IBM’s Watson Group settles into new neighborhood, promises the world
Like so many others before, IBM Watson said enough of the suburbs and has moved to the city.
Big Blue will officially open its new Watson division headquarters in the East Village on Wednesday morning, marking a milestone in the company’s $1 billion effort to monetize its cognitive computing power and remake its image for a new era.
Strategically, there’s little new to say about Armonk-based IBM’s Watson Group, launched at the start of 2014 with a $100 million venture capital fund and another $900 million to build its technology and ecosystem. The company’s been dribbling out new applications and new features off and on all year, and volunteered a few more during a preview event Tuesday, such as expanding Watson into Spanish, French and Brazilian Portuguese, and “user modeling,” the ability to alter answers based on clues about a user’s personality. Also, the company now says about 100 new companies and nonprofits are building applications using Watson, mostly under revenue-sharing deals.
Livingston, N.J.-based Point of Care is among the early Watson-enabled startups to go to market. The company makes apps for doctors to consult during patient exams, with Watson alongside to synthesize prior research. Chief Medical Information Officer Sandeep Pulim (right) shows off the app at IBM Watson HQ on Tuesday.
But with 600 employees now moved into the 120,000 square feet space at 51 Astor Place, Watson Group now takes its symbolic and practical place alongside Google and Facebook as a corporate tech engine to power the city’s startup scene.
“Working closer with the burgeoning NYC enterprise tech scene will likely lead IBM to stay closer to the pulse of innovation, learn from startup methodologies and new problem areas they’re tackling, and likely acquire some of our ecosystem’s startups (which would be great for NYC),” said Jonathan Lehr, the venture director at Work-Bench, an accelerator for B2B startups backed by RR Donnelly.
The real estate move is the company’s largest relocation of researchers in its history, said Mike Rhodin, senior vice president of the Watson Group. They’re putting together the researchers, sales and marketing teams and client contacts designed to build up the Watson ecosystem, a collection of customers working on their own apps powered by Watson.
And in addition to hoping Watson Group comes to be seen as IBM’s younger, hipper city cousin, Rhodin boasted the endeavor will help bring about a new era of computing, when the challenge lies less in building new programs than in synthesizing information.

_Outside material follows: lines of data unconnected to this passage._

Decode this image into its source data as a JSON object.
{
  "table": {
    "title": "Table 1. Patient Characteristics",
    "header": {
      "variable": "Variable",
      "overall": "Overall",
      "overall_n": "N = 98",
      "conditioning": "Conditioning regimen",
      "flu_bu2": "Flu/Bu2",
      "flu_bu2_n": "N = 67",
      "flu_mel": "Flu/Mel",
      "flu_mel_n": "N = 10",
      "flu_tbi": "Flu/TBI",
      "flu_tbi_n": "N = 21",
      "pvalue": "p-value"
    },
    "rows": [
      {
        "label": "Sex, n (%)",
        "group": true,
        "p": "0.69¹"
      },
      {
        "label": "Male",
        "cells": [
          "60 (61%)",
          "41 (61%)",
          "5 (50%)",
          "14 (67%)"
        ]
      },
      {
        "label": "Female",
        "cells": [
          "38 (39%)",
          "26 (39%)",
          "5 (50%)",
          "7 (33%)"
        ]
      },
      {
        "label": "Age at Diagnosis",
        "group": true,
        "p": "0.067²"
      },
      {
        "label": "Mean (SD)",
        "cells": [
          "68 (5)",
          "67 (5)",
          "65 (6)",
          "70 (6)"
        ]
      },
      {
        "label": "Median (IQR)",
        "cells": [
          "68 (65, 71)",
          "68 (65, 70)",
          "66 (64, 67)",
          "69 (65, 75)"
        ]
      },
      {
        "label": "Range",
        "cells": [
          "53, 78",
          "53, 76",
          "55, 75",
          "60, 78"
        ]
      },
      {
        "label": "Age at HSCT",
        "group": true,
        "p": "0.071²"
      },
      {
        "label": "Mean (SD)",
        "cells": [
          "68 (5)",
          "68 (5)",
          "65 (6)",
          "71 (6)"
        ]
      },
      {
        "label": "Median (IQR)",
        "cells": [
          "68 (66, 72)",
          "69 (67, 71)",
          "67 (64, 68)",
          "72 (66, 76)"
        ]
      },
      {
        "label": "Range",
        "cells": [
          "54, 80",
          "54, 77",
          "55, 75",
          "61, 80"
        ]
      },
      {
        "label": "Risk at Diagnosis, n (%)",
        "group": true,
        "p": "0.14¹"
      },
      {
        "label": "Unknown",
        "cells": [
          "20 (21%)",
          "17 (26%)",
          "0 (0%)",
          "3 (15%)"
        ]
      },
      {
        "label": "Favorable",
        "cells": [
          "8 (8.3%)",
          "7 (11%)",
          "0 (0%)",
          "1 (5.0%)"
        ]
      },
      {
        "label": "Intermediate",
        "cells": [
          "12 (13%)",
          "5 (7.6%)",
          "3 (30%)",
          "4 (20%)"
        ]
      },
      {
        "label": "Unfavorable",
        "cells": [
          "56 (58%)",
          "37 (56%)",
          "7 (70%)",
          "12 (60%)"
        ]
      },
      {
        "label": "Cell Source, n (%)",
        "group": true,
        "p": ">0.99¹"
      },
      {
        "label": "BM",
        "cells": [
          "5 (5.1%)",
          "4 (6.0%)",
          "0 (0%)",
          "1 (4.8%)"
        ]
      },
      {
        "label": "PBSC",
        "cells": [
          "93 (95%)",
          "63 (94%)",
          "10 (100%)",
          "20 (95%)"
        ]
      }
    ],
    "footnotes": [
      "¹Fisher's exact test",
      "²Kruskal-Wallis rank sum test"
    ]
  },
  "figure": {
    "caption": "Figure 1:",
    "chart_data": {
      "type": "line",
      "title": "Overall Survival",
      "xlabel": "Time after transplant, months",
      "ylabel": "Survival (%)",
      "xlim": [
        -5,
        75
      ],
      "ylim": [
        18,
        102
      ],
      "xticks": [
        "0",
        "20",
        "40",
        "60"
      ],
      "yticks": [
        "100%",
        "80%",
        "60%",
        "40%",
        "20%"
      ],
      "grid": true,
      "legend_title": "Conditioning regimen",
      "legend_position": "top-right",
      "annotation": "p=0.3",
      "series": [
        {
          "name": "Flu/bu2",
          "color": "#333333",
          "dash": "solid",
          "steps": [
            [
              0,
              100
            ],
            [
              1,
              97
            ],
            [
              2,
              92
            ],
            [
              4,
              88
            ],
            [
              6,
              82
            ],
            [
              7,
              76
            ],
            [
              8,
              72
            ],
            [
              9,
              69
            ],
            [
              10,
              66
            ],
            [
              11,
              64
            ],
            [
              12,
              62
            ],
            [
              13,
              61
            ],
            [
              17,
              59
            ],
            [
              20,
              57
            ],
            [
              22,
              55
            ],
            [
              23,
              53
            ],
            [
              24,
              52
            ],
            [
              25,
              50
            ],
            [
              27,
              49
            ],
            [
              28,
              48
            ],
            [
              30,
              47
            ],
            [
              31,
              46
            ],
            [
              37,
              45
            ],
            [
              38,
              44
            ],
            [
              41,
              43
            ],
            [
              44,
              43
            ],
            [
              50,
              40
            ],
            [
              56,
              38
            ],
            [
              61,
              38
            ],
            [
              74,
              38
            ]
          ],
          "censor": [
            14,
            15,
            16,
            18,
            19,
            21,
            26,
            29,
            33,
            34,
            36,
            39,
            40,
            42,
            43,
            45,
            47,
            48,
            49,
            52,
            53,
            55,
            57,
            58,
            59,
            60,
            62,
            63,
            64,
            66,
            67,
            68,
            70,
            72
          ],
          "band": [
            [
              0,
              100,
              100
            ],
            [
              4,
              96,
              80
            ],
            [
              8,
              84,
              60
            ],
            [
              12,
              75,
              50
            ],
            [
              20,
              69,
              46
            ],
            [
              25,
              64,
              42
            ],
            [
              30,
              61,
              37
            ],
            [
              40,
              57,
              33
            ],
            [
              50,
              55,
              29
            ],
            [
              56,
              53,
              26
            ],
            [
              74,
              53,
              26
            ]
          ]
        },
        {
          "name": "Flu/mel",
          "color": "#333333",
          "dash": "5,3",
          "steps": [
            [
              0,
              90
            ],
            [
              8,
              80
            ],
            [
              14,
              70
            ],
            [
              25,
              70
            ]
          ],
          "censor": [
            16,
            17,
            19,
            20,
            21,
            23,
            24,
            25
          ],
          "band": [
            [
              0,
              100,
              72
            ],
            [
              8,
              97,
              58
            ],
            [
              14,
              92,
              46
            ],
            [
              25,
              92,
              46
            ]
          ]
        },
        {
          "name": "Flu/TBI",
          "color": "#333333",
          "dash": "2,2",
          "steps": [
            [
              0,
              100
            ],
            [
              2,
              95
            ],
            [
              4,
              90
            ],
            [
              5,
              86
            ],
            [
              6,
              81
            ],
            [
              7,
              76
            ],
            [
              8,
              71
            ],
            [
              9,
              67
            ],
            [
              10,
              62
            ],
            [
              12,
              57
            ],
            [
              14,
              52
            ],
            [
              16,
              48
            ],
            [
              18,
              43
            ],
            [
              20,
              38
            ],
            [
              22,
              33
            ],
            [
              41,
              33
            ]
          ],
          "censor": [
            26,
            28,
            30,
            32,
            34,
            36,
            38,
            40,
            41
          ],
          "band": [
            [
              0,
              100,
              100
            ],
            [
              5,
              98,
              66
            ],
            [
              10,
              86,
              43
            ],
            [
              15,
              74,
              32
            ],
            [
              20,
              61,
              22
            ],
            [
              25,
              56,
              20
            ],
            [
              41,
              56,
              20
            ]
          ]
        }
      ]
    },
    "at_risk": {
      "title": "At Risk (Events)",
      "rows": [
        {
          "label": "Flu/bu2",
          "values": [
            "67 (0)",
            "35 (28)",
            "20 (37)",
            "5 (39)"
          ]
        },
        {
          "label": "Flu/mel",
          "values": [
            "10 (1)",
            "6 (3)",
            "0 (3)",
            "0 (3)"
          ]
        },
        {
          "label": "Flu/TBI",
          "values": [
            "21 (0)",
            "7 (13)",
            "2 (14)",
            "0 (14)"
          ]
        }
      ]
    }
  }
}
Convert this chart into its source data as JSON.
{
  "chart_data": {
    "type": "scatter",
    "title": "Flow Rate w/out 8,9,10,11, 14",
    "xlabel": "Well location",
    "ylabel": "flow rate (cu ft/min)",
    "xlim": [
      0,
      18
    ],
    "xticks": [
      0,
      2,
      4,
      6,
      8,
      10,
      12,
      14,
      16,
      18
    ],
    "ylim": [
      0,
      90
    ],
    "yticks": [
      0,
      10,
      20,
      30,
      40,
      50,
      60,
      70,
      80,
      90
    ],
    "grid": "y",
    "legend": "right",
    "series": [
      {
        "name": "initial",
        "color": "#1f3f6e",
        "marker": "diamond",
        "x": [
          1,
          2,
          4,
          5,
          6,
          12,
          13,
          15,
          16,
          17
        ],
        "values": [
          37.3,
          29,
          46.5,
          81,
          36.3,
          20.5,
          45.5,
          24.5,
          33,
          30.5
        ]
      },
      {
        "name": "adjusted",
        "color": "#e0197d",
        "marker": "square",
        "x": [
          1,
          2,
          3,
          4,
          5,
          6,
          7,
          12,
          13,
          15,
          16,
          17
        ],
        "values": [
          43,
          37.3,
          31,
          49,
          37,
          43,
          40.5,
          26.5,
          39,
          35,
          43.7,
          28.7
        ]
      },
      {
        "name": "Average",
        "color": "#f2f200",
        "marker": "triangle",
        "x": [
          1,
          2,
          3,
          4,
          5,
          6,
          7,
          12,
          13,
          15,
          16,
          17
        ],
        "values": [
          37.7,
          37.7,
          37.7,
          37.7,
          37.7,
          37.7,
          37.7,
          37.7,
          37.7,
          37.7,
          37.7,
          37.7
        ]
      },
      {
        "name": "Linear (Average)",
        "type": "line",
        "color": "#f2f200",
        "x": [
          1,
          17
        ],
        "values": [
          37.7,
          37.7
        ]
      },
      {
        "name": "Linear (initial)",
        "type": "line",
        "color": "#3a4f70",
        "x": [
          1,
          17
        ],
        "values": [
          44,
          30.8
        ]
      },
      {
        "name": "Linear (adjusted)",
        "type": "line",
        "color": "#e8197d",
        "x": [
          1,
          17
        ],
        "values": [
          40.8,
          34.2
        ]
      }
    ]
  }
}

“Building systems that are information-based, not program-based,” Rhodin predicted. “In fact, in this new era, we think application writing is going to get a lot easier, a lot simpler. But designing how you acquire, maintain and manage the life cycle of the information those applications run on is actually going to be a lot more difficult, and that’s where a lot of the new innovation is going to occur.”
One early user of Watson’s software platform is Point of Care, a Livingston, N.J. startup that builds informational apps for doctors encountering conditions such as multiple sclerosis.
The startup’s app starts with a treasure trove of research data and clinical information about the disease for a doctor’s quick reference. Watson’s plain-language data analysis tool spits back results based on a doctor’s input ranked by probability and also suggests diagnoses or nuances the doctor hadn’t considered. Using the app can also qualify a clinician for continuing education credits required for licensure renewals.
Sandeep Pulim, chief medical information officer, said the Watson partnership is bringing his company’s apps to a level where large enterprises would want to buy it.
“This education feature, it’s one of the few things they have to give doctors which can improve their ultimate outcomes,” he said.